Je me rappelle lorsque Pierre m’a parlé de l’agilité il y a 4 ans. Je faisais les gros yeux, je lisais les explications des agilistes avec perplexité et me demandais bien comment cela pouvait être possible…Pierre a mis tout cela en place dès notre association, d’abord les outils, puis les méthodes, et enfin m’a poussé pour la facturation. Sans lui OCCITECH ne serait pas ce qu’elle est devenue et l’agilité me ferait toujours sourire. Nous avons voulu faire part de nos difficultés et nos succès sur cette transition. Et au départ ce n’était pas gagné, un agiliste nous ayant même dit qu’on ne pouvait être agile en tant que prestataire…

Nous sommes progressivement passés en agilité en 2012. Il a fallu en amont mettre en place des outils le permettant : un gestionnaire des tâches (Redmine), un tracker de temps (Toggl), un service de déploiement continu (Jenkins) et implémenter un outil de déploiement automatisé (Capistrano). Nous avons formé notre équipe au TDD (développement guidé par les tests) et à plusieurs bonnes pratiques d’écriture du code (clean code et d’autres). Nous étions « fin prêts » pour basculer en agilité, il ne restait plus qu’à le mettre en application.

Nous ne prétendons pas avoir fini notre conversion agile, loin de là (puisse-t-elle être finie un jour…) ! Prenez cet article comme un simple témoignage, nous n’avons pas de leçon à donner.

Vendre l’agile

Bien sur, la première difficulté consiste à expliquer et vendre les méthodes agiles aux clients. Bien qu’elles soient de plus en plus connues, il ne faut pas se leurrer, le client en a rarement entendu parlé, et quand c’est le cas il est assez méfiant.

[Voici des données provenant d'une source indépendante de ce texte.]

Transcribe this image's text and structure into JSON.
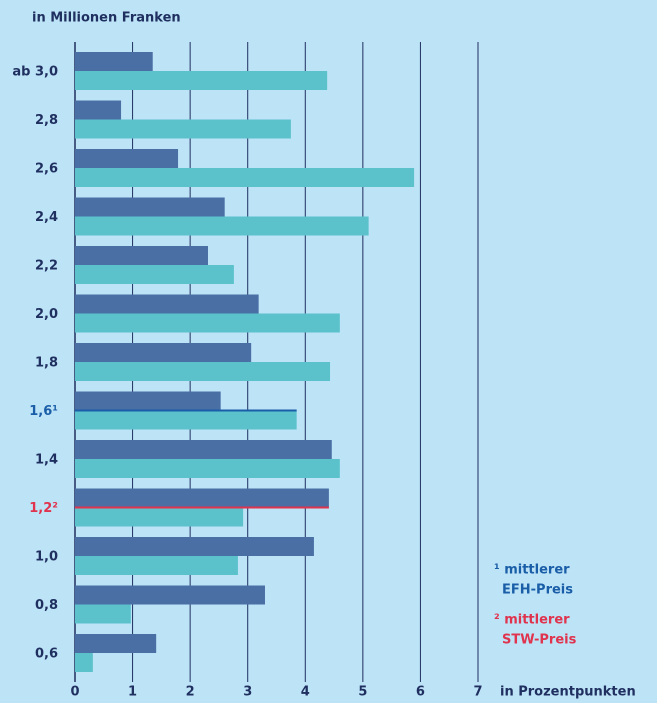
{
  "chart_data": {
    "type": "bar",
    "orientation": "horizontal",
    "y_axis_label": "in Millionen Franken",
    "x_axis_label": "in Prozentpunkten",
    "categories": [
      "ab 3,0",
      "2,8",
      "2,6",
      "2,4",
      "2,2",
      "2,0",
      "1,8",
      "1,6¹",
      "1,4",
      "1,2²",
      "1,0",
      "0,8",
      "0,6"
    ],
    "category_colors": [
      null,
      null,
      null,
      null,
      null,
      null,
      null,
      "#1a5ea8",
      null,
      "#e0334d",
      null,
      null,
      null
    ],
    "series": [
      {
        "color": "#4a6fa5",
        "values": [
          1.35,
          0.8,
          1.79,
          2.6,
          2.31,
          3.19,
          3.06,
          2.53,
          4.46,
          4.41,
          4.15,
          3.3,
          1.41
        ]
      },
      {
        "color": "#5bc2cc",
        "values": [
          4.38,
          3.75,
          5.89,
          5.1,
          2.76,
          4.6,
          4.43,
          3.85,
          4.6,
          2.92,
          2.83,
          0.97,
          0.31
        ]
      }
    ],
    "xlim": [
      0,
      7
    ],
    "xticks": [
      0,
      1,
      2,
      3,
      4,
      5,
      6,
      7
    ],
    "grid": true,
    "annotations": [
      {
        "lines": [
          "¹ mittlerer",
          "EFH-Preis"
        ],
        "color": "#1a5ea8"
      },
      {
        "lines": [
          "² mittlerer",
          "STW-Preis"
        ],
        "color": "#e0334d"
      }
    ]
  }
}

Ce que retiendra le client à la première explication c’est qu’il paie au temps passé, et il y voit surtout un énorme avantage pour nous sans contre-partie pour lui, le laissant de plus dans une incertitude financière et/ou fonctionnelle.

Nous expliquons alors l’impossibilité de prétendre tout prévoir, ni pour lui ni pour nous, avant d’avoir commencé le projet, de notre impossibilité d’assumer financièrement les mauvaises surprises en cours de développement et à contrario de ne pas surfacturer les développements qui se sont mieux passés que prévu (si si ça arrive). La solution dont il a vraiment besoin va se construire au fur et à mesure qu’on va la développer, par petits bouts. Il pourra interagir avec et il aura au final la solution correspondant en tout points aux besoins exprimés qu’il n’aurait pas pu décrire au moment du devis. On vise donc un aboutissement et pas un prix. Et cet objectif suppose que les besoins puissent être remis en question. Heureusement, le client peut changer d’avis en cours de développement.

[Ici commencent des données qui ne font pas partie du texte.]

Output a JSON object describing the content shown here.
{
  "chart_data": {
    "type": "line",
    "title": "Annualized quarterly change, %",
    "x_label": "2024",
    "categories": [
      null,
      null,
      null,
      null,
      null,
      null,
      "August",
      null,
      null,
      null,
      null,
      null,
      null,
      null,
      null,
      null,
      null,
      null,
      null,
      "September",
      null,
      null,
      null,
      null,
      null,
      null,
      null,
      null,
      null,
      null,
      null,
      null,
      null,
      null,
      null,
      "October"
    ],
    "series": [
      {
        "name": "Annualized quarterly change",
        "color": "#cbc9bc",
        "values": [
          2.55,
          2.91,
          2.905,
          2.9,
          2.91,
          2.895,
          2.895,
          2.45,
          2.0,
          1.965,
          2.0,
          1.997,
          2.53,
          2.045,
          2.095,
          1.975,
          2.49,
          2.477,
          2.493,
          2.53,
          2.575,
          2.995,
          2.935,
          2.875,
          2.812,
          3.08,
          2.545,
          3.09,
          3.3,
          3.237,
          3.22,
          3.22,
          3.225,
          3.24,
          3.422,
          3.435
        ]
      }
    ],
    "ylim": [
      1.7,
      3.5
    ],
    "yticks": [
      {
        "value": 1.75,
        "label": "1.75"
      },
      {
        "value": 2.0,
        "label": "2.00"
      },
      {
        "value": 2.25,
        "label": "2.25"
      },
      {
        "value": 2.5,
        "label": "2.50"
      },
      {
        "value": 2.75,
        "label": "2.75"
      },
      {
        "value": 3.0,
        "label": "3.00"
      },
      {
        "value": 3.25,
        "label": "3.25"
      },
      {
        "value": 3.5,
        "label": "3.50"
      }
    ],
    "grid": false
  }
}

On va aussi le rassurer sur notre capacité à travailler dans un budget défini, la variable étant le nombre de fonctionnalités réalisées selon ses priorités et donc par intérêt métier décroissant. Le développement contiendra donc les fonctionnalités vitales attendues à minima, mais aura la souplesse de s’adapter si besoin à de nouvelles priorités.

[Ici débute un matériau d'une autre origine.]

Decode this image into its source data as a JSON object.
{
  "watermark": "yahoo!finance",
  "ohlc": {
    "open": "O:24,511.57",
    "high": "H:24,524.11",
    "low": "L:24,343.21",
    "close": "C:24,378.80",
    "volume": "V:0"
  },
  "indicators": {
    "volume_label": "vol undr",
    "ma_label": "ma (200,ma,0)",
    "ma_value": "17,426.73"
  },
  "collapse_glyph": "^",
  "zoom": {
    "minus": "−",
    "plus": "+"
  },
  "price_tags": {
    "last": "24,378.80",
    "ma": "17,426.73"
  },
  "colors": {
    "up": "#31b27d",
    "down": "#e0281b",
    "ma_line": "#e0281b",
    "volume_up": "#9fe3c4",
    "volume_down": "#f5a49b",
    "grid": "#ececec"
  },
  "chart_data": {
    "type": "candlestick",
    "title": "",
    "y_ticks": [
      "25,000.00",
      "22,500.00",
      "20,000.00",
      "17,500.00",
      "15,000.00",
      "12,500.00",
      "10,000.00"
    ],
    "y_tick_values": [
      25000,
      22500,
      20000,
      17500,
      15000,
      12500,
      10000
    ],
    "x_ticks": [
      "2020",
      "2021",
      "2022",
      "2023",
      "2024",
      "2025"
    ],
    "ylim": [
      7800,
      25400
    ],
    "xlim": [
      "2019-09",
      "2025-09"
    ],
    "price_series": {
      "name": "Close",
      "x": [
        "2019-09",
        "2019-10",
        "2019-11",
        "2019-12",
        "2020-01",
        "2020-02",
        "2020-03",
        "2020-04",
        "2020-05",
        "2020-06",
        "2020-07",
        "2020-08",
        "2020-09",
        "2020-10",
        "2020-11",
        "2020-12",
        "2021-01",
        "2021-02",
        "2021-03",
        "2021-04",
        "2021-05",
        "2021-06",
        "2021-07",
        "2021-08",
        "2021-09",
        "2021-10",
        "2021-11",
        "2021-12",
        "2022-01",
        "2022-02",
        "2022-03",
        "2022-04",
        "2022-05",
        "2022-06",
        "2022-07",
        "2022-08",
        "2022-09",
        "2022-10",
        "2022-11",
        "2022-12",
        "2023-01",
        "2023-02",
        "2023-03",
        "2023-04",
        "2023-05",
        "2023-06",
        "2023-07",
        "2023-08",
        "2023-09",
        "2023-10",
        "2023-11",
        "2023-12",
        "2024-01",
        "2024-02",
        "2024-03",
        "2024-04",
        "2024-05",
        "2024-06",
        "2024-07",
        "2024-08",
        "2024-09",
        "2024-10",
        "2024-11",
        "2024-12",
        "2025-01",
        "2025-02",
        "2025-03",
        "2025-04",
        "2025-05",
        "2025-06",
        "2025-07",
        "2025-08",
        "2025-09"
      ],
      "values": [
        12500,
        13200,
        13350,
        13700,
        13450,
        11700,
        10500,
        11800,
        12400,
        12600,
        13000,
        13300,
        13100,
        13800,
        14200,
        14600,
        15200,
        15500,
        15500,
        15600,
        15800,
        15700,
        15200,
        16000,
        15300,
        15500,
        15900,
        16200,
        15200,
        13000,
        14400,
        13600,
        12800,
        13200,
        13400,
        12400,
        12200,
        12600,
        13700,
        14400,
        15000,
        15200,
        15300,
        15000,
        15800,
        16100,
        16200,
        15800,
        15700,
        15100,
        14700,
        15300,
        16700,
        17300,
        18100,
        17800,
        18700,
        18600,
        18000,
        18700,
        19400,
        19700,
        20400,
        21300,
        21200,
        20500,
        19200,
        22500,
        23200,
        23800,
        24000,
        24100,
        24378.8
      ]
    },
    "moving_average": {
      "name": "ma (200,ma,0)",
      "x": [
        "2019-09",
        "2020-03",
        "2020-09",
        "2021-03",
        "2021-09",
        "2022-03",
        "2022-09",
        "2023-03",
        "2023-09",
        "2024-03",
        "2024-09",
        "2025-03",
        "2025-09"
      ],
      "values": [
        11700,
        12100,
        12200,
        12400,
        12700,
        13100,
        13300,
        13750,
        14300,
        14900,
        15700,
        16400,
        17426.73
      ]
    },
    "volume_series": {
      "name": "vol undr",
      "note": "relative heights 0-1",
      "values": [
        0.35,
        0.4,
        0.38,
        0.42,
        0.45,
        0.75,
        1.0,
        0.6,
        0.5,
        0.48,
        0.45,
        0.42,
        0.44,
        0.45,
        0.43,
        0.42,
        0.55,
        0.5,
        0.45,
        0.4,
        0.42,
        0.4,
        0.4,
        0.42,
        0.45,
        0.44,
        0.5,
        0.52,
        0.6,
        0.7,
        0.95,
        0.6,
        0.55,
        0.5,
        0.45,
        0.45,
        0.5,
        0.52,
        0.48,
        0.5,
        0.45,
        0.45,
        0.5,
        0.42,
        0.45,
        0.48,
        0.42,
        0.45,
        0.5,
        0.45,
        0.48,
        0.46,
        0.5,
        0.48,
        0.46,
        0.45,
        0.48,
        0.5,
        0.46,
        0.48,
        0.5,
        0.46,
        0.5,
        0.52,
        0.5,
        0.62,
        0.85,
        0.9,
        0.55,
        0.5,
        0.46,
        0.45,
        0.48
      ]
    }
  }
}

Les clients ayant déjà eu une expérience au forfait se rappellent facilement les frustrations issues du mode forfait en phase de livraison et vont plus facilement comprendre l’intérêt de travailler ainsi.

Nous avons mis au point une brève démonstration de nos outils et méthodes de 15 minutes pour nos prospects. Elle est décisive et nous permet clairement de valoriser notre approche. Commercialement, beaucoup de choses se jouent à cet instant précis : on ne parle plus de concepts, on montre comment se déroule un projet du point de vue du client dans notre approche qualité. Le prospect n’a généralement rien vu de tel ailleurs et nous marquons de très gros points.

Donc la vente d’une prestation agile n’est clairement pas simple, elle demande de montrer et démontrer les avantages qui nous différencient de la concurrence, ce qui est toutefois plus facile que d’être un bon baratineur commercial. Cela permet également de « filtrer » les clients qui cherchent un prix plutôt qu’un résultat ce qui génère rarement une collaboration fructueuse.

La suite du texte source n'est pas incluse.